Biden’s fantasy world

Yesterday I took a look at “Biden’s boners” in the course of his debate with Sarah Palin this past Thursday. Today a Wall Street Journal editorial reviews Biden’s performance in “Biden’s fantasy world.” The Journal asks: “[W]hat are we to make of Mr. Biden’s fantastic debate voyage last week when he made factual claims that would have got Mrs. Palin mocked from New York to Los Angeles?”

That is indeed a good question, particularly when one pauses to remember that Obama selected Biden as his running mate for his supposed foreign policy expertise. The Journal begins with Biden’s bizarre comments on Lebanon, where Biden asserted “When we kicked — along with France, we kicked Hezbollah out of Lebanon, I said and Barack said, ‘Move NATO forces in there. Fill the vacuum, because if you don’t know — if you don’t, Hezbollah will control it.’ Now what’s happened? Hezbollah is a legitimate part of the government in the country immediately to the north of Israel.” The Journal comments:

The U.S. never kicked Hezbollah out of Lebanon, and no one else has either. Perhaps Mr. Biden meant to say Syria, except that the U.S. also didn’t do that. The Lebanese ousted Syria’s military in 2005. As for NATO, Messrs. Biden and Obama may have proposed sending alliance troops in, but if they did that was also a fantasy.
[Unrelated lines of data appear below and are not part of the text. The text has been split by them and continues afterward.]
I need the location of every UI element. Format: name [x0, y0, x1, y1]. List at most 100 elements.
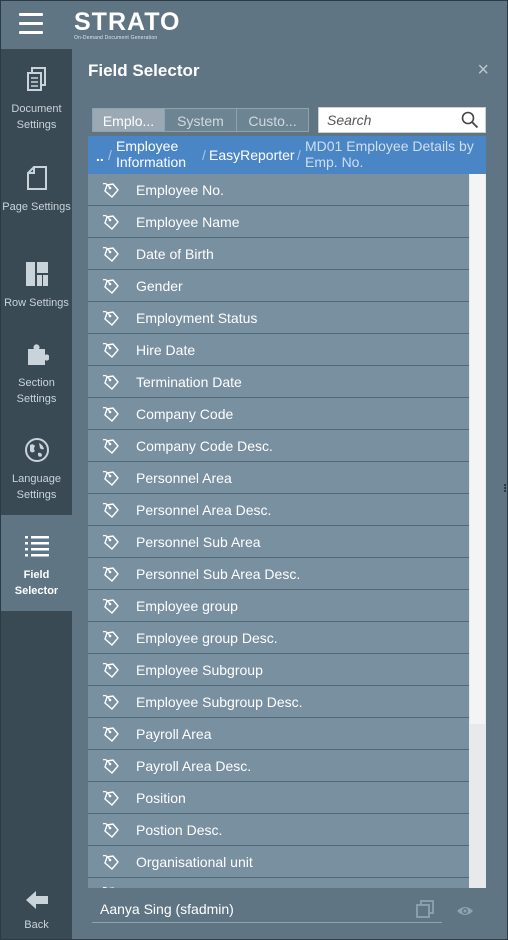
field-row[interactable]: Position	[88, 782, 469, 814]
document-icon	[26, 67, 46, 91]
eye-icon[interactable]	[456, 904, 474, 918]
breadcrumb-root[interactable]: ..	[96, 148, 104, 164]
panel-title: Field Selector	[88, 61, 200, 80]
field-row[interactable]: Employee Name	[88, 206, 469, 238]
tag-icon	[102, 213, 130, 231]
left-sidebar: Document Settings Page Settings Row Sett…	[1, 49, 72, 939]
back-label: Back	[24, 919, 49, 931]
field-selector-panel: Field Selector × Emplo... System Custo..…	[72, 49, 507, 939]
field-label: Hire Date	[136, 341, 196, 358]
breadcrumb-separator: /	[108, 147, 112, 163]
field-label: Employee Subgroup	[136, 661, 263, 678]
field-row[interactable]: Employee No.	[88, 174, 469, 206]
tag-icon	[102, 501, 130, 519]
field-row[interactable]: Employment Status	[88, 302, 469, 334]
field-row[interactable]: Company Code	[88, 398, 469, 430]
field-label: Date of Birth	[136, 245, 214, 262]
sidebar-item-row-settings[interactable]: Row Settings	[1, 261, 72, 311]
copy-icon[interactable]	[416, 900, 434, 918]
field-label: Payroll Area	[136, 725, 212, 742]
breadcrumb-employee-information[interactable]: Employee Information	[116, 138, 200, 170]
back-button[interactable]: Back	[1, 889, 72, 931]
sidebar-item-field-selector[interactable]: Field Selector	[1, 515, 72, 611]
breadcrumb-separator: /	[202, 147, 206, 163]
field-row[interactable]: Termination Date	[88, 366, 469, 398]
field-label: Personnel Sub Area Desc.	[136, 565, 301, 582]
field-row[interactable]: Company Code Desc.	[88, 430, 469, 462]
sidebar-item-label: Page Settings	[2, 201, 71, 213]
field-row[interactable]: Organisational unit	[88, 846, 469, 878]
field-row[interactable]: Employee Subgroup Desc.	[88, 686, 469, 718]
tag-icon	[102, 789, 130, 807]
field-label: Postion Desc.	[136, 821, 223, 838]
tag-icon	[102, 597, 130, 615]
field-row[interactable]: Postion Desc.	[88, 814, 469, 846]
tag-icon	[102, 437, 130, 455]
tag-icon	[102, 565, 130, 583]
tag-icon	[102, 309, 130, 327]
list-icon	[24, 536, 49, 557]
search-input[interactable]	[319, 108, 459, 132]
field-label: Gender	[136, 277, 183, 294]
field-row[interactable]: Employee group	[88, 590, 469, 622]
search-box	[318, 107, 486, 133]
field-label: Personnel Area	[136, 469, 232, 486]
hamburger-menu-icon[interactable]	[19, 13, 43, 35]
user-footer: Aanya Sing (sfadmin)	[92, 897, 442, 923]
sidebar-item-label: Field Selector	[14, 569, 59, 597]
source-tabs: Emplo... System Custo...	[92, 108, 309, 132]
field-row[interactable]: Personnel Sub Area	[88, 526, 469, 558]
tag-icon	[102, 341, 130, 359]
sidebar-item-section-settings[interactable]: Section Settings	[1, 341, 72, 407]
tag-icon	[102, 245, 130, 263]
sidebar-item-label: Language Settings	[12, 473, 61, 501]
tag-icon	[102, 405, 130, 423]
field-row[interactable]: Hire Date	[88, 334, 469, 366]
sidebar-item-label: Section Settings	[16, 377, 57, 405]
field-row[interactable]: Personnel Area Desc.	[88, 494, 469, 526]
field-label: Company Code Desc.	[136, 437, 273, 454]
search-icon[interactable]	[461, 111, 479, 129]
scrollbar-thumb[interactable]	[470, 174, 485, 724]
field-label: Personnel Area Desc.	[136, 501, 272, 518]
resize-handle[interactable]	[503, 483, 507, 497]
field-row[interactable]: Gender	[88, 270, 469, 302]
field-list: Employee No. Employee Name Date of Birth Ge…	[88, 174, 469, 888]
field-row[interactable]	[88, 878, 469, 888]
scrollbar[interactable]	[469, 174, 486, 888]
sidebar-item-language-settings[interactable]: Language Settings	[1, 437, 72, 503]
field-label: Payroll Area Desc.	[136, 757, 252, 774]
close-icon[interactable]: ×	[477, 59, 489, 82]
tab-custom[interactable]: Custo...	[236, 108, 309, 132]
breadcrumb: .. / Employee Information / EasyReporter…	[88, 136, 486, 174]
field-label: Personnel Sub Area	[136, 533, 261, 550]
field-label: Employee Name	[136, 213, 240, 230]
puzzle-icon	[27, 344, 49, 365]
sidebar-item-label: Document Settings	[11, 103, 62, 131]
field-row[interactable]: Employee group Desc.	[88, 622, 469, 654]
sidebar-item-document-settings[interactable]: Document Settings	[1, 67, 72, 133]
back-arrow-icon	[25, 891, 48, 909]
field-row[interactable]: Employee Subgroup	[88, 654, 469, 686]
sidebar-item-label: Row Settings	[4, 297, 69, 309]
row-layout-icon	[25, 262, 48, 286]
page-icon	[26, 166, 47, 190]
tag-icon	[102, 821, 130, 839]
field-row[interactable]: Payroll Area Desc.	[88, 750, 469, 782]
tab-employee[interactable]: Emplo...	[92, 108, 165, 132]
field-list-container: Employee No. Employee Name Date of Birth Ge…	[88, 174, 486, 888]
tag-icon	[102, 757, 130, 775]
tab-system[interactable]: System	[164, 108, 237, 132]
globe-icon	[24, 438, 49, 462]
breadcrumb-easyreporter[interactable]: EasyReporter	[209, 147, 295, 163]
field-row[interactable]: Personnel Sub Area Desc.	[88, 558, 469, 590]
sidebar-item-page-settings[interactable]: Page Settings	[1, 165, 72, 215]
field-label: Employment Status	[136, 309, 258, 326]
field-label: Employee No.	[136, 181, 224, 198]
logo-title: STRATO	[74, 8, 181, 36]
tag-icon	[102, 181, 130, 199]
field-row[interactable]: Date of Birth	[88, 238, 469, 270]
strato-logo: STRATO On-Demand Document Generation	[74, 9, 180, 41]
field-row[interactable]: Personnel Area	[88, 462, 469, 494]
field-row[interactable]: Payroll Area	[88, 718, 469, 750]
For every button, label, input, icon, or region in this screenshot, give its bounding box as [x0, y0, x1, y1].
The U.S. has had all it can handle trying to convince NATO countries to deploy to Afghanistan.

Speaking of which, Mr. Biden also averred that “Our commanding general in Afghanistan said the surge principle in Iraq will not work in Afghanistan.” In trying to correct him, Mrs. Palin mispronounced the general’s name — saying “General McClellan” instead of General David McKiernan. But Mr. Biden’s claim was the bigger error, because General McKiernan said that while “Afghanistan is not Iraq,” he also said a “sustained commitment” to counterinsurgency would be required. That is consistent with Mr. McCain’s point that the “surge principles” of Iraq could work in Afghanistan.

Then there’s the Senator’s astonishing claim that Mr. Obama “did not say he’d sit down with Ahmadinejad” without preconditions. Yet Mr. Biden himself criticized Mr. Obama on this point in 2007 at the National Press Club: “Would I make a blanket commitment to meet unconditionally with the leaders of each of those countries within the first year I was elected President? Absolutely, positively no.”

Or how about his rewriting of Bosnia history to assert that John McCain didn’t support President Clinton in the 1990s. “My recommendations on Bosnia, I admit I was the first one to recommend it. They saved tens of thousands of lives. And initially John McCain opposed it along with a lot of other people. But the end result was it worked.” Mr. Biden’s immodesty aside, Mr. McCain supported Mr. Clinton on Bosnia, as did Bob Dole even as he was running against him for President in 1996 — in contrast to the way Mr. Biden and Democratic leaders have tried to undermine President Bush on Iraq.

The editorial concludes with Biden’s reference to Katie’s Restaurant in Wilmington and a comparison of Biden and Palin’s comments on foreign policy:

Closer to home, the Delaware blarney stone also invited Americans to join him at “Katie’s restaurant” in Wilmington to witness middle-class struggles. Just one problem: Katie’s closed in the 1980s. The mistake is more than a memory lapse because it exposes how phony is Mr. Biden’s attempt to pose for this campaign as Lunchbucket Joe.

We think the word “lie” is overused in politics today, having become a favorite of the blogosphere and at the New York Times. So we won’t say Mr. Biden was deliberately making events up when he made these and other false statements. Perhaps he merely misspoke. In any case, Mrs. Palin may not know as much about the world as Mr. Biden does, but at least most of what she knows is true.

The editorial doesn’t even get to Biden’s portrayal of himself hanging out at Home Depot, where Steve Urquhart sighted him:

I just saw Joe Biden at Home Depot. I’m not sure he’s well. He was ranting that it was the most dangerous Home Depot we’ve had probably in American history, because vices were not where he thought they were and because he’d been forced down in electrical. When the manager asked him what he was talking about, he flashed some crazy, bleached out smile, said he had to kick Hezbollah out of hardware, and invited us all to Katie’s Restaurant without pre-conditions.

What accounts for Biden’s bizarre performance Thursday night? What was he talking about? Will anyone ever ask him?